Wednesday, 2 March 2016

Gap-up opening for Sensex, Nifty

Most Asian markets are up with Japan's benchmark Nikkei gaining close to 4%. China's CIS300 is flat, Hong Kong's Hang Seng has gained over 2% and South Korea's Kospi is up 1.5%.


The miseries of recent days seem to have vanished in a flash as indices world over are scaling merrily. Short-covering, renewed buying or better valuations, whatever the excuse, a section of investors seem to be happily lapping on to beaten down stocks not just among blue-chips but also mid-caps. Investors will be all ears to ministers as trade chambers host the finance minister and all finance ministry secretaries for post Budget interactions today. Aviation and Power ministers will also speak about budget proposals impacting their ministries.

After a terrific Tuesday, bulls will be on a rampage in early trade as a gap-up opening is on the cards. The rupee is expected to gain strength but could witness some profit booking later in the day. The Budget Day's low of 6825 is a 50% retracement of the entire move from the low of 4531 to recent peak of 9119. Rebound from 6825 could extend towards 7225 and once it sustains, the Nifty could attempt a shot at 7569. The downside we will leave it for another day given the upbeat mood in global markets too. Most Asian markets are up with Japan's benchmark Nikkei gaining close to 4%. China's CIS300 is flat, Hong Kong's Hang Seng has gained over 2% and South Korea's Kospi is up 1.5%. A rally in oil prices lifted US shares on Tuesday, the first session of March, with Banking and Technology sectors in particular leading the advance. Strong auto sales numbers and a better-than-expected report on the manufacturing sector also helped support the sentiment for stocks on Wall Street.

The Dow jumped 2.1%. The S&P 500 index climbed 2.4%. The Nasdaq advanced by 2.9%. It was the best one-day percentage gain for the S&P 500 and the Dow since Jan. 29.

Also, the S&P 500 saw its best March start since 2002. Crude oil futures for April delivery settled 1.9% higher at US$34.40 a barrel, recovering from an earlier weakness.
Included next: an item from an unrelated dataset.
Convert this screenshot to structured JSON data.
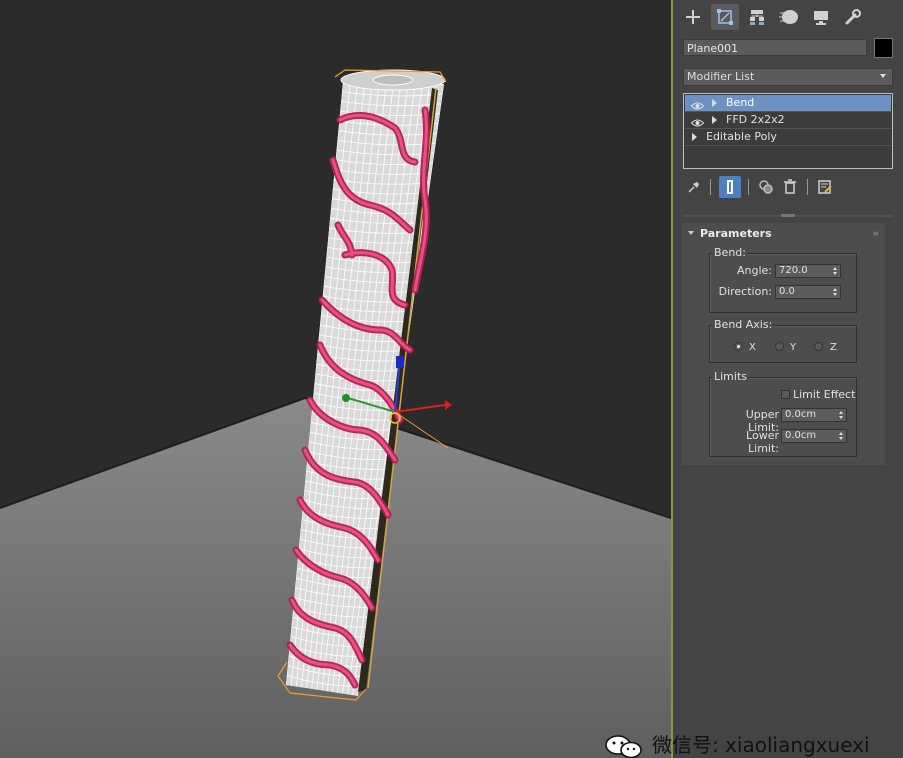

Auto makers on Tuesday announced a hike in car prices after the Government announced an infrastructure cess of up to 4% on cars of varying sizes in the Union Budget for FY17. Maruti Suzuki and Tata Motors were among the first to announce increase in the prices of its products on Tuesday while other manufacturers like M&M and Hyundai were expected to do the same soon.

Moody's Investors Service says that India's fiscal 2017 budget -- which was released on 29 February -- is moderately credit positive for most sectors, but efforts at deficit reduction will remain challenging, while the effects for public-sector banks are negative.